Cost comparison summary:

EnvironmentBackups/monthStorageMonthly costSavings
Production (optimized)30 daily165GB$2.55Baseline
Development4 weekly20GB$0.5080%
Dev (minimal)2 monthly10GB$0.2590%

Recovery and disaster scenarios

CloudNativePG recovery requires creating a new cluster and pointing it to existing backups. This is fundamentally different from in-place restoration.

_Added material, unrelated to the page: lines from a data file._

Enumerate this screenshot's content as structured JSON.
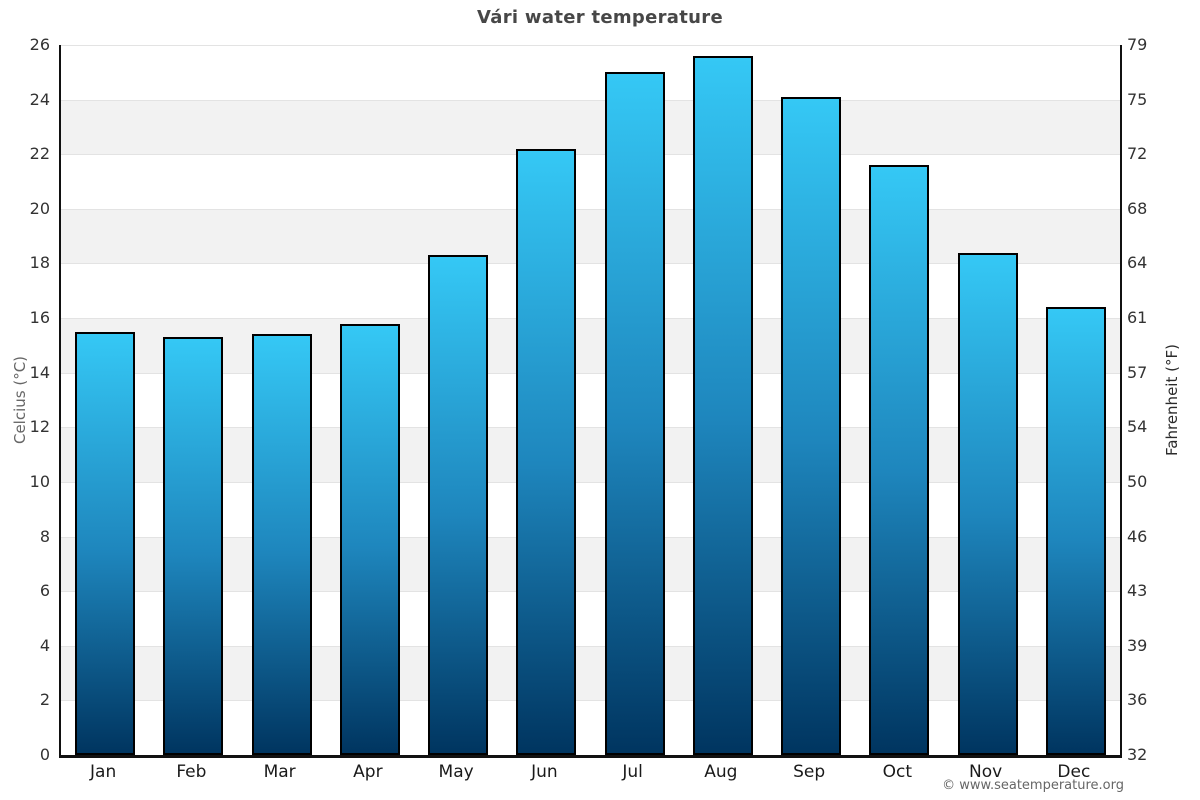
{
  "title": "Vári water temperature",
  "watermark": "© www.seatemperature.org",
  "chart_data": {
    "type": "bar",
    "title": "Vári water temperature",
    "categories": [
      "Jan",
      "Feb",
      "Mar",
      "Apr",
      "May",
      "Jun",
      "Jul",
      "Aug",
      "Sep",
      "Oct",
      "Nov",
      "Dec"
    ],
    "values": [
      15.5,
      15.3,
      15.4,
      15.8,
      18.3,
      22.2,
      25.0,
      25.6,
      24.1,
      21.6,
      18.4,
      16.4
    ],
    "unit": "°C",
    "xlabel": "",
    "ylabel_left": "Celcius (°C)",
    "ylabel_right": "Fahrenheit (°F)",
    "ylim": [
      0,
      26
    ],
    "yticks_celsius": [
      0,
      2,
      4,
      6,
      8,
      10,
      12,
      14,
      16,
      18,
      20,
      22,
      24,
      26
    ],
    "yticks_fahrenheit": [
      32,
      36,
      39,
      43,
      46,
      50,
      54,
      57,
      61,
      64,
      68,
      72,
      75,
      79
    ],
    "grid": "alternating horizontal shaded bands every 2°C with light gridlines",
    "legend": "none"
  },
  "colors": {
    "background": "#ffffff",
    "bar_gradient_top": "#35c8f5",
    "bar_gradient_mid": "#1e86bd",
    "bar_gradient_bottom": "#003560",
    "bar_border": "#000000",
    "band_shade": "#f2f2f2",
    "gridline": "#e3e3e3",
    "axis_line": "#111111",
    "title_text": "#474747",
    "tick_text": "#333333",
    "month_text": "#1a1a1a",
    "left_axis_label_text": "#666666",
    "right_axis_label_text": "#2b2b2b",
    "watermark_text": "#666666"
  }
}
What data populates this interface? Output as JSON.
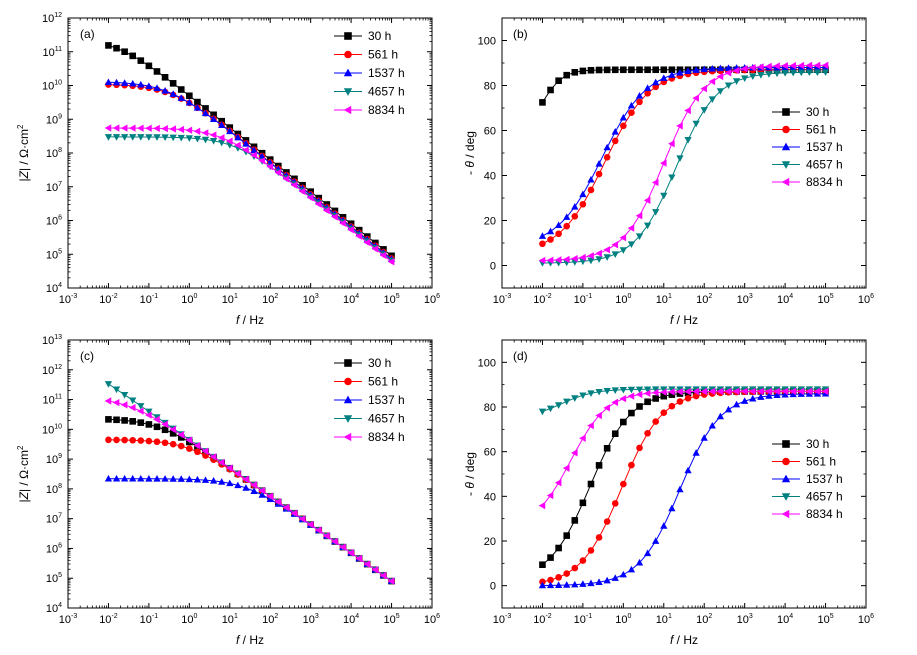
{
  "chart_data": [
    {
      "panel": "(a)",
      "type": "scatter",
      "x_scale": "log",
      "y_scale": "log",
      "xlim": [
        0.001,
        1000000
      ],
      "ylim": [
        10000,
        1000000000000
      ],
      "xlabel": {
        "italic": "f",
        "rest": " / Hz"
      },
      "ylabel": {
        "pre": "|",
        "italic": "Z",
        "post": "| / Ω·cm",
        "sup": "2"
      },
      "legend_position": "top-right",
      "series": [
        {
          "name": "30 h",
          "color": "#000000",
          "marker": "square",
          "lf": 250000000000.0,
          "hf": 90000.0,
          "fc": 0.008
        },
        {
          "name": "561 h",
          "color": "#ff0000",
          "marker": "circle",
          "lf": 11000000000.0,
          "hf": 75000.0,
          "fc": 0.2
        },
        {
          "name": "1537 h",
          "color": "#0000ff",
          "marker": "triangle-up",
          "lf": 13000000000.0,
          "hf": 72000.0,
          "fc": 0.2
        },
        {
          "name": "4657 h",
          "color": "#008080",
          "marker": "triangle-down",
          "lf": 300000000.0,
          "hf": 65000.0,
          "fc": 6
        },
        {
          "name": "8834 h",
          "color": "#ff00ff",
          "marker": "triangle-left",
          "lf": 550000000.0,
          "hf": 60000.0,
          "fc": 3
        }
      ]
    },
    {
      "panel": "(b)",
      "type": "scatter",
      "x_scale": "log",
      "y_scale": "linear",
      "xlim": [
        0.001,
        1000000
      ],
      "ylim": [
        -10,
        110
      ],
      "yticks": [
        0,
        20,
        40,
        60,
        80,
        100
      ],
      "xlabel": {
        "italic": "f",
        "rest": " / Hz"
      },
      "ylabel": {
        "pre": "- ",
        "italic": "θ",
        "post": " / deg",
        "sup": ""
      },
      "legend_position": "right",
      "series": [
        {
          "name": "30 h",
          "color": "#000000",
          "marker": "square",
          "low": 58,
          "high": 87,
          "fm": 0.01,
          "w": 0.25
        },
        {
          "name": "561 h",
          "color": "#ff0000",
          "marker": "circle",
          "low": 5,
          "high": 87,
          "fm": 0.35,
          "w": 0.55
        },
        {
          "name": "1537 h",
          "color": "#0000ff",
          "marker": "triangle-up",
          "low": 8,
          "high": 88,
          "fm": 0.3,
          "w": 0.55
        },
        {
          "name": "4657 h",
          "color": "#008080",
          "marker": "triangle-down",
          "low": 1,
          "high": 86,
          "fm": 20,
          "w": 0.5
        },
        {
          "name": "8834 h",
          "color": "#ff00ff",
          "marker": "triangle-left",
          "low": 2,
          "high": 89,
          "fm": 10,
          "w": 0.5
        }
      ]
    },
    {
      "panel": "(c)",
      "type": "scatter",
      "x_scale": "log",
      "y_scale": "log",
      "xlim": [
        0.001,
        1000000
      ],
      "ylim": [
        10000,
        10000000000000
      ],
      "xlabel": {
        "italic": "f",
        "rest": " / Hz"
      },
      "ylabel": {
        "pre": "|",
        "italic": "Z",
        "post": "| / Ω·cm",
        "sup": "2"
      },
      "legend_position": "top-right",
      "series": [
        {
          "name": "30 h",
          "color": "#000000",
          "marker": "square",
          "lf": 23000000000.0,
          "hf": 80000.0,
          "fc": 0.12
        },
        {
          "name": "561 h",
          "color": "#ff0000",
          "marker": "circle",
          "lf": 4500000000.0,
          "hf": 80000.0,
          "fc": 0.6
        },
        {
          "name": "1537 h",
          "color": "#0000ff",
          "marker": "triangle-up",
          "lf": 220000000.0,
          "hf": 80000.0,
          "fc": 12
        },
        {
          "name": "4657 h",
          "color": "#008080",
          "marker": "triangle-down",
          "lf": 5000000000000.0,
          "hf": 80000.0,
          "fc": 0.0012
        },
        {
          "name": "8834 h",
          "color": "#ff00ff",
          "marker": "triangle-left",
          "lf": 120000000000.0,
          "hf": 80000.0,
          "fc": 0.025
        }
      ]
    },
    {
      "panel": "(d)",
      "type": "scatter",
      "x_scale": "log",
      "y_scale": "linear",
      "xlim": [
        0.001,
        1000000
      ],
      "ylim": [
        -10,
        110
      ],
      "yticks": [
        0,
        20,
        40,
        60,
        80,
        100
      ],
      "xlabel": {
        "italic": "f",
        "rest": " / Hz"
      },
      "ylabel": {
        "pre": "- ",
        "italic": "θ",
        "post": " / deg",
        "sup": ""
      },
      "legend_position": "right",
      "series": [
        {
          "name": "30 h",
          "color": "#000000",
          "marker": "square",
          "low": 2,
          "high": 87,
          "fm": 0.15,
          "w": 0.5
        },
        {
          "name": "561 h",
          "color": "#ff0000",
          "marker": "circle",
          "low": 0,
          "high": 87,
          "fm": 0.9,
          "w": 0.5
        },
        {
          "name": "1537 h",
          "color": "#0000ff",
          "marker": "triangle-up",
          "low": 0,
          "high": 86,
          "fm": 25,
          "w": 0.5
        },
        {
          "name": "4657 h",
          "color": "#008080",
          "marker": "triangle-down",
          "low": 75,
          "high": 88,
          "fm": 0.03,
          "w": 0.4
        },
        {
          "name": "8834 h",
          "color": "#ff00ff",
          "marker": "triangle-left",
          "low": 25,
          "high": 87,
          "fm": 0.05,
          "w": 0.45
        }
      ]
    }
  ]
}
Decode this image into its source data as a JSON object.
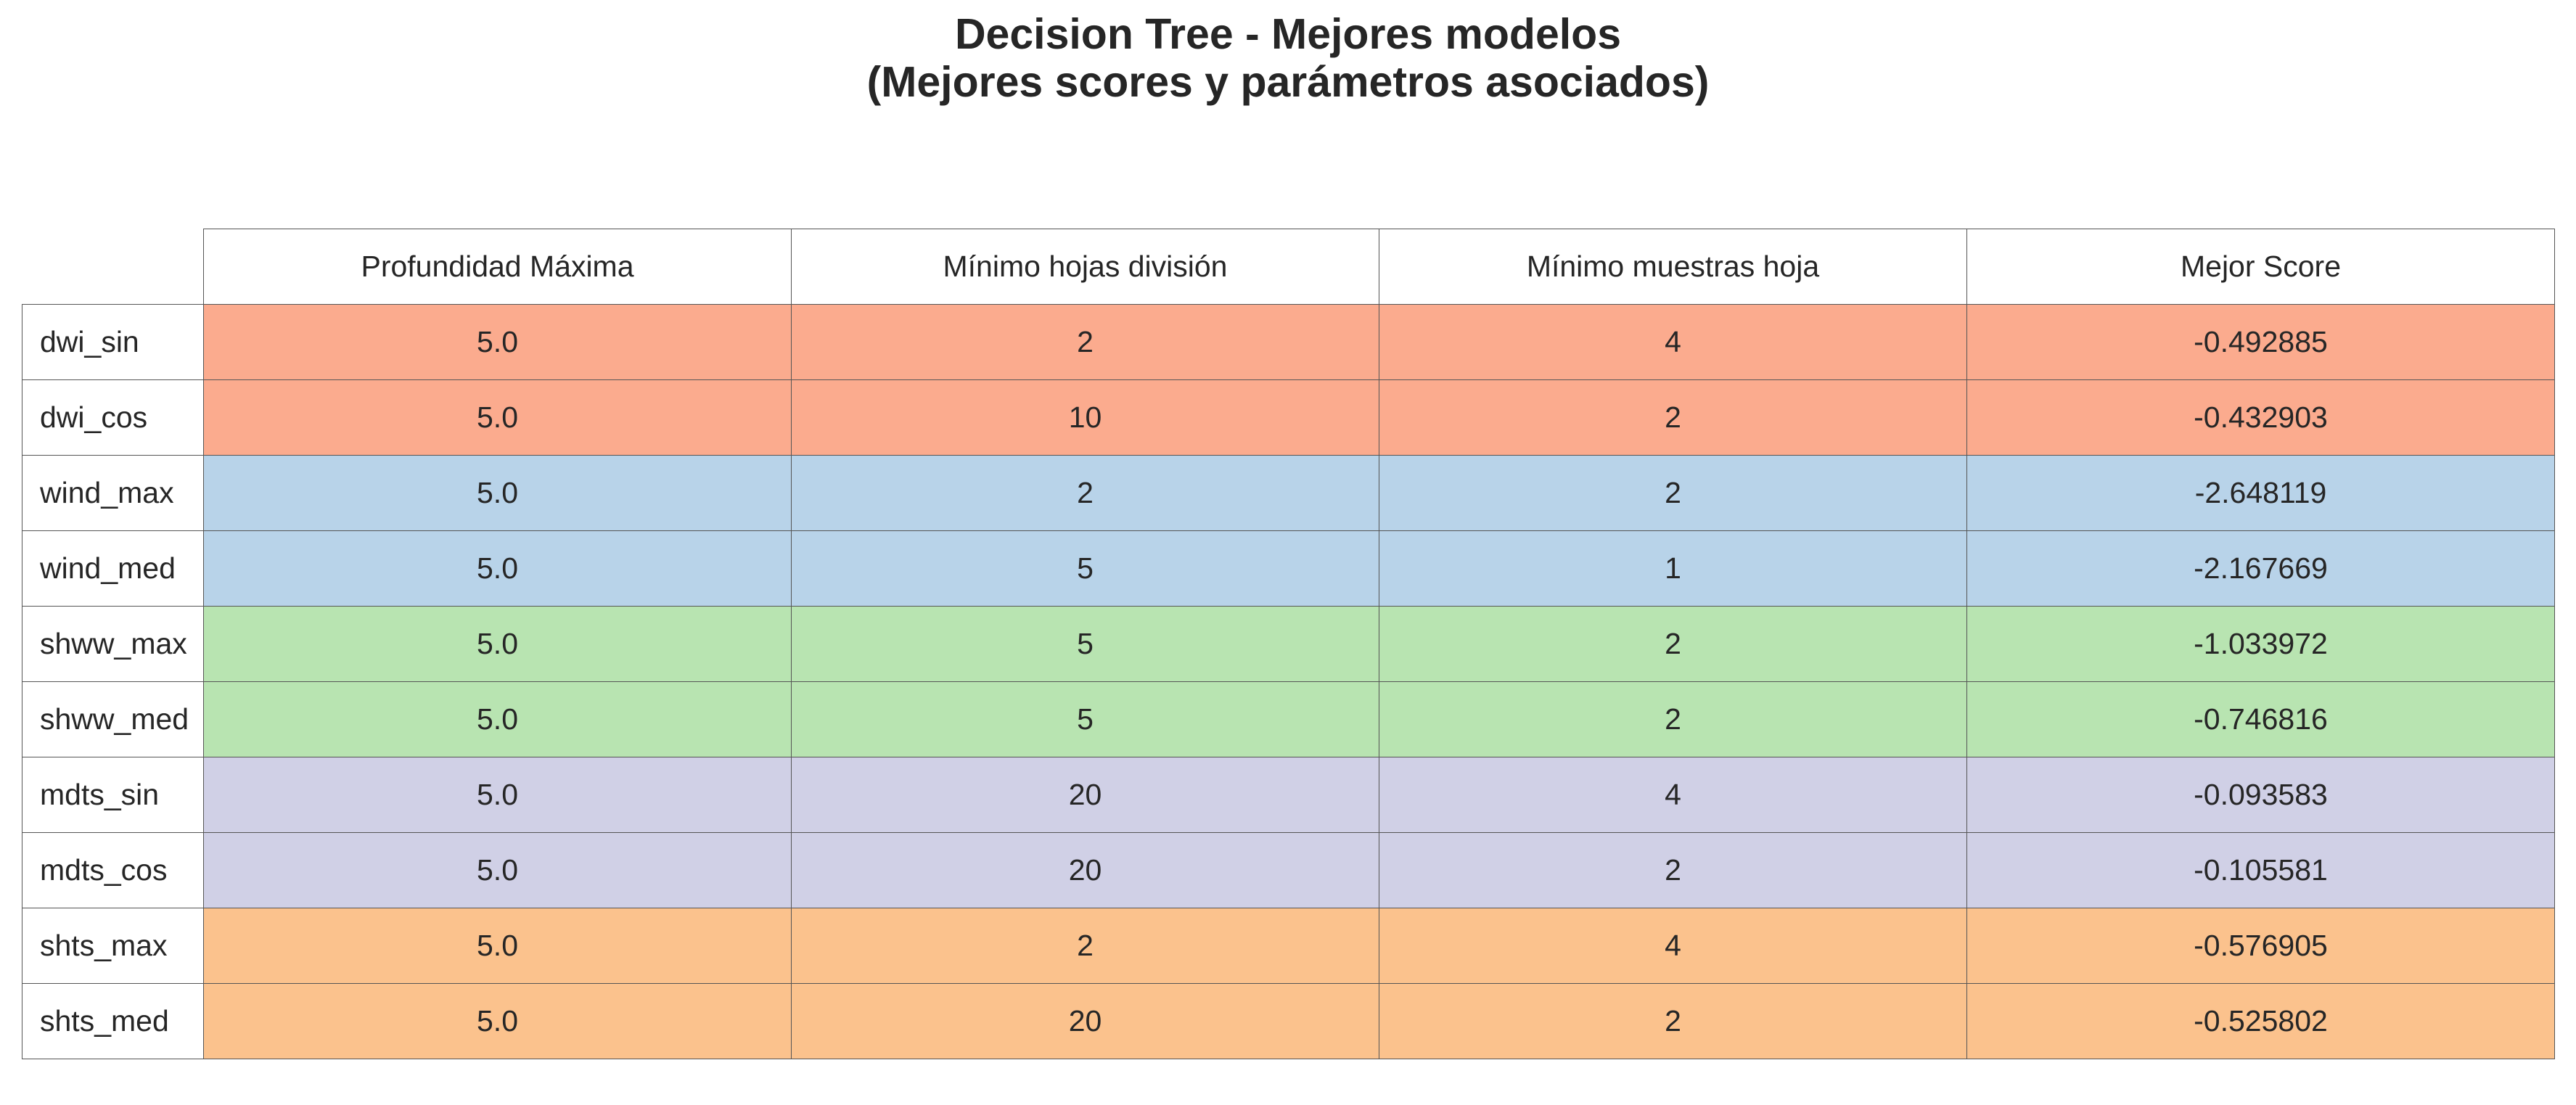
{
  "chart_data": {
    "type": "table",
    "title": "Decision Tree - Mejores modelos",
    "subtitle": "(Mejores scores y parámetros asociados)",
    "columns": [
      "Profundidad Máxima",
      "Mínimo hojas división",
      "Mínimo muestras hoja",
      "Mejor Score"
    ],
    "rows": [
      {
        "label": "dwi_sin",
        "values": [
          "5.0",
          "2",
          "4",
          "-0.492885"
        ],
        "color": "#fbab8e"
      },
      {
        "label": "dwi_cos",
        "values": [
          "5.0",
          "10",
          "2",
          "-0.432903"
        ],
        "color": "#fbab8e"
      },
      {
        "label": "wind_max",
        "values": [
          "5.0",
          "2",
          "2",
          "-2.648119"
        ],
        "color": "#b8d3e9"
      },
      {
        "label": "wind_med",
        "values": [
          "5.0",
          "5",
          "1",
          "-2.167669"
        ],
        "color": "#b8d3e9"
      },
      {
        "label": "shww_max",
        "values": [
          "5.0",
          "5",
          "2",
          "-1.033972"
        ],
        "color": "#b8e4b1"
      },
      {
        "label": "shww_med",
        "values": [
          "5.0",
          "5",
          "2",
          "-0.746816"
        ],
        "color": "#b8e4b1"
      },
      {
        "label": "mdts_sin",
        "values": [
          "5.0",
          "20",
          "4",
          "-0.093583"
        ],
        "color": "#d0d0e6"
      },
      {
        "label": "mdts_cos",
        "values": [
          "5.0",
          "20",
          "2",
          "-0.105581"
        ],
        "color": "#d0d0e6"
      },
      {
        "label": "shts_max",
        "values": [
          "5.0",
          "2",
          "4",
          "-0.576905"
        ],
        "color": "#fbc28d"
      },
      {
        "label": "shts_med",
        "values": [
          "5.0",
          "20",
          "2",
          "-0.525802"
        ],
        "color": "#fbc28d"
      }
    ]
  }
}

Point-in-time recovery example:

apiVersion: postgresql.cnpg.io/v1
kind: Cluster
metadata:
  name: my-cluster-recovered
spec:
  ...

  externalClusters:
    - name: gitea-pg-ha
      plugin:
        name: barman-cloud.cloudnative-pg.io
        parameters:
          barmanObjectName: gitea-s3-pg-store
          serverName: gitea-pg-ha
          
      barmanObjectStore:
        destinationPath: s3://prod-barman-postgres-backup-731833471586/
        endpointURL: https://s3.ap-southeast-1.amazonaws.com
        s3Credentials:
          accessKeyId:
            name: barman-s3-secret
            key: ACCESS_KEY_ID
          secretAccessKey:
            name: barman-s3-secret
            key: ACCESS_SECRET_KEY
        wal:
          compression: gzip
          maxParallel: 4

After recovery completes, update your application’s database connection to point to the new cluster and delete the old one.

Key takeaways

  1. Choose compression based on your priorities: gzip for storage savings, snappy for performance, bzip2 for cold archives
  2. Tune maxParallel based on monitoring: Start with 2-4 and adjust based on CPU usage and WAL accumulation
  3. Differentiate production and development: Use aggressive cost optimization for dev environments
  4. Implement S3 lifecycle policies: Automatically transition older backups to cheaper storage tiers
  5. Monitor archiving lag: Use pg_stat_archiver to ensure WAL files aren’t accumulating
  6. Plan for recovery: Test your recovery process before you need it in production

Next steps

To implement these configurations in your environment:

  1. Update your cluster manifest with appropriate compression and maxParallel settings
  2. Create separate configurations for production and development environments
  3. Configure S3 lifecycle policies in your AWS account to optimize costs
  4. Set up monitoring for WAL archiving metrics using pg_stat_archiver
  5. Test recovery procedures by creating a test cluster from your latest backup

CloudNativePG provides a robust, Kubernetes-native way to manage PostgreSQL databases. By tuning WAL archiving settings and implementing environment-specific configurations, you can achieve both high availability and cost efficiency.